Among Mendelssohn's most famous works are A Midsummer Night's Dream (1826), the Italian Symphony (1833), a violin concerto (1844), two piano concertos (1831, 1837), the oratorio Elijah (1846) and several chamber pieces. The tradition of playing the "Wedding March" from A Midsummer Night's Dream in wedding processions dates back to its performance at the wedding of a royal princess in 1858, already after Mendelssohn's death.
In 1843, Mendelssohn founded a conservatory in Leipzig, where he taught composition with Schumann. Mendelssohn was one of the first great Romantic composers of the nineteenth century.
Nathaniel Hawthorne is an American writer and author.

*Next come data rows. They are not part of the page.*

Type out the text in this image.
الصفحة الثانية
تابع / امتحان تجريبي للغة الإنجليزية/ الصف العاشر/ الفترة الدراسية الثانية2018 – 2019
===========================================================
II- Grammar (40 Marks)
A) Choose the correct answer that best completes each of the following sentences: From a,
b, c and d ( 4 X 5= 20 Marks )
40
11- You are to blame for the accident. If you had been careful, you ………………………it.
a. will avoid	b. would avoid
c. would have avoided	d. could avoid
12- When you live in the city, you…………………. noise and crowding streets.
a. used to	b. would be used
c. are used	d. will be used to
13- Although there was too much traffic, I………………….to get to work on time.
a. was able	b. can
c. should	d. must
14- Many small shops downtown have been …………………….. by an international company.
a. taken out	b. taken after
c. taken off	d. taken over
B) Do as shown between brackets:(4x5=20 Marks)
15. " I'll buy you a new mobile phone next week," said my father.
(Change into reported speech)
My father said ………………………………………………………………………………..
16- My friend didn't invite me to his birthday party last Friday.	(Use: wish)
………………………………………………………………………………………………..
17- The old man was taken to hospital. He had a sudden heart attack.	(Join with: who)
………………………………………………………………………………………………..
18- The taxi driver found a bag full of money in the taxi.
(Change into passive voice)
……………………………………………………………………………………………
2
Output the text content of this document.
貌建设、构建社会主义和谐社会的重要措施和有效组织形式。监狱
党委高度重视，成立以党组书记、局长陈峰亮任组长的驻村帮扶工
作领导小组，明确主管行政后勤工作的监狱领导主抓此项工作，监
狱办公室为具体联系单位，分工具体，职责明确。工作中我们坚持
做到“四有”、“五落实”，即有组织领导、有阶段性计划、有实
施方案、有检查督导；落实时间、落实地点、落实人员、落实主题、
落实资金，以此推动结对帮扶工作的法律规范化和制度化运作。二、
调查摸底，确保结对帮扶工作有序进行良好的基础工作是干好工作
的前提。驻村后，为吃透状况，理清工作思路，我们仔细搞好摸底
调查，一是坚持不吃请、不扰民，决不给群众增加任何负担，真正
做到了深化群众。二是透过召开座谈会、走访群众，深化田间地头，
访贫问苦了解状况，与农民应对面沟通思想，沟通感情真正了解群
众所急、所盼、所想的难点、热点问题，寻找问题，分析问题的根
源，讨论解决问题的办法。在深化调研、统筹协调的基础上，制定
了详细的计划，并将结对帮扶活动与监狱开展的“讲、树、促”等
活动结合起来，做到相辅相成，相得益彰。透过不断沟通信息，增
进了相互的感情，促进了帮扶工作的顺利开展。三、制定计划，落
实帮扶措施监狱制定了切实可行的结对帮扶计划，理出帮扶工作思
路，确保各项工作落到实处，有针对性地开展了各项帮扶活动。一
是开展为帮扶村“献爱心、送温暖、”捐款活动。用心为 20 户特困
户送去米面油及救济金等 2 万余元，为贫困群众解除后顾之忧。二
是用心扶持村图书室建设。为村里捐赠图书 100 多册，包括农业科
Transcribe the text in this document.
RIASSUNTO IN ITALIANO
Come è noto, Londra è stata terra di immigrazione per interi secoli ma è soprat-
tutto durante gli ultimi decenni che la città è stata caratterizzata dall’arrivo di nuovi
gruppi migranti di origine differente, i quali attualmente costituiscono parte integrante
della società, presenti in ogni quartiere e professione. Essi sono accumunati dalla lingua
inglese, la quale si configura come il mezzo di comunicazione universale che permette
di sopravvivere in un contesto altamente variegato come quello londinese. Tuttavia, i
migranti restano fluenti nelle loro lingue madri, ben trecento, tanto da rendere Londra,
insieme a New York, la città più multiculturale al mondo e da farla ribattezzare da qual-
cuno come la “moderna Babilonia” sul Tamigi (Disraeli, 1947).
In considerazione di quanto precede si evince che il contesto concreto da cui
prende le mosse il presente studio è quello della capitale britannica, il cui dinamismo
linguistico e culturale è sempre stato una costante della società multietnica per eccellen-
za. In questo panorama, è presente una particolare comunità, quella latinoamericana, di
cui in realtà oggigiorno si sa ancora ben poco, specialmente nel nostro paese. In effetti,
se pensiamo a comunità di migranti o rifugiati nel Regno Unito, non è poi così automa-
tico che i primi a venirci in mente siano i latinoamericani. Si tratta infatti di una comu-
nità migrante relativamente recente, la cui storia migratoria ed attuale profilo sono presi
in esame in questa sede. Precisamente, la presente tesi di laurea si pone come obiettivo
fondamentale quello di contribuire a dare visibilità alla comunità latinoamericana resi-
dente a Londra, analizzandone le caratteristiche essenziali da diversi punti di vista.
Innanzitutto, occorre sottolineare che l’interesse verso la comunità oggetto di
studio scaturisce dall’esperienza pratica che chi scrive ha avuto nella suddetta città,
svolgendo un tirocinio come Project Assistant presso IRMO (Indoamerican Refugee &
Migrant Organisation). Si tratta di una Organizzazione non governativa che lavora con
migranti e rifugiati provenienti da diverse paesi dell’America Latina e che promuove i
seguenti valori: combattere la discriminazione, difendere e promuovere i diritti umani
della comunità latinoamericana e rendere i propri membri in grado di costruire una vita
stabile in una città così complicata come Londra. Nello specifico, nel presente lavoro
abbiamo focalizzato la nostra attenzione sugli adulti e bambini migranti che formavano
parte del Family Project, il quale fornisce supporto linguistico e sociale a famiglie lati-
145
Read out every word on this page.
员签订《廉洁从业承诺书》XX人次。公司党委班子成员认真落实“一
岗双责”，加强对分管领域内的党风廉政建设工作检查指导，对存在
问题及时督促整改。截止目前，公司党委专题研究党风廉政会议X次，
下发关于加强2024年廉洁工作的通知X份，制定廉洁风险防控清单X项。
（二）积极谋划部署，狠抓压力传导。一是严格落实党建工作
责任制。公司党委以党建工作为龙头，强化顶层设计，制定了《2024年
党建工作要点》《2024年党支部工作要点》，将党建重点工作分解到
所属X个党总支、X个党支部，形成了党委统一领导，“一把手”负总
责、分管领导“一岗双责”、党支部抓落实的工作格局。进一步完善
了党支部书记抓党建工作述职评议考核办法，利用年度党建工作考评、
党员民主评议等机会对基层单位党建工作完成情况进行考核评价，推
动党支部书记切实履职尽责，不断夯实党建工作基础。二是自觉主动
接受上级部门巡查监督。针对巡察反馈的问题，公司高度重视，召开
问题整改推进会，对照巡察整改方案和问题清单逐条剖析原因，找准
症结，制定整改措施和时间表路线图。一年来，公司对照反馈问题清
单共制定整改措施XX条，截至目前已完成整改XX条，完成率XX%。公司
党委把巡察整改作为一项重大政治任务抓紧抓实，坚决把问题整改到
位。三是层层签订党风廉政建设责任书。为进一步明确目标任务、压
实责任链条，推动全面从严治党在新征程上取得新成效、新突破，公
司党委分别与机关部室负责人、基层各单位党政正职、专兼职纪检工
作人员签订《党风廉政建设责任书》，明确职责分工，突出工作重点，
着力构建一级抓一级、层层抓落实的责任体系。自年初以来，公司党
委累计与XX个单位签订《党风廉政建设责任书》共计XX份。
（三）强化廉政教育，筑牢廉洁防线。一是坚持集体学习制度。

Hawthorne is a recognized short story writer and a master of allegorical and symbolic narrative. One of the first fiction writers in American literature, he is best known for his works The Scarlet Letter (1850) and The House of Seven Gables (1851). Hawthorne's artistic works are considered part of the American Romantic movement and, in particular, of so-called dark Romanticism, a popular mid-19th-century fascination with the irrational, the demonic, and the grotesque.
Walt Whitman was an American poet and essayist.
For some time in his youth Whitman worked as a journalist and even published his own newspaper, where he raised issues of slavery. In 1855, he self-published a collection of his poems, Leaves of Grass. This book is now a milestone in American literature, although at the time of publication it was considered highly controversial. In the early 1860s, Whitman volunteered in hospitals for the Civil War, resulting in a collection of new poems.
During his lifetime, his first collection, Leaves of Grass, underwent many editions and grew to 300 poems. It was only towards the end of his life that Whitman found fame as the first national poet of the United States. Whitman was translated into Russian by K. Balmont, I. Kashkin, and K. Chukovsky.
Nathaniel Hawthorne is an American writer and author.
Hawthorne is a recognized short story writer and a master of allegorical and symbolic narrative. One of the first fiction writers in American literature, he is best known for his works The Scarlet Letter (1850) and The House of Seven Gables (1851). Hawthorne's artistic works are considered part of the American Romantic movement and, in particular, of so-called dark Romanticism, a popular mid-19th-century fascination with the irrational, the demonic, and the grotesque.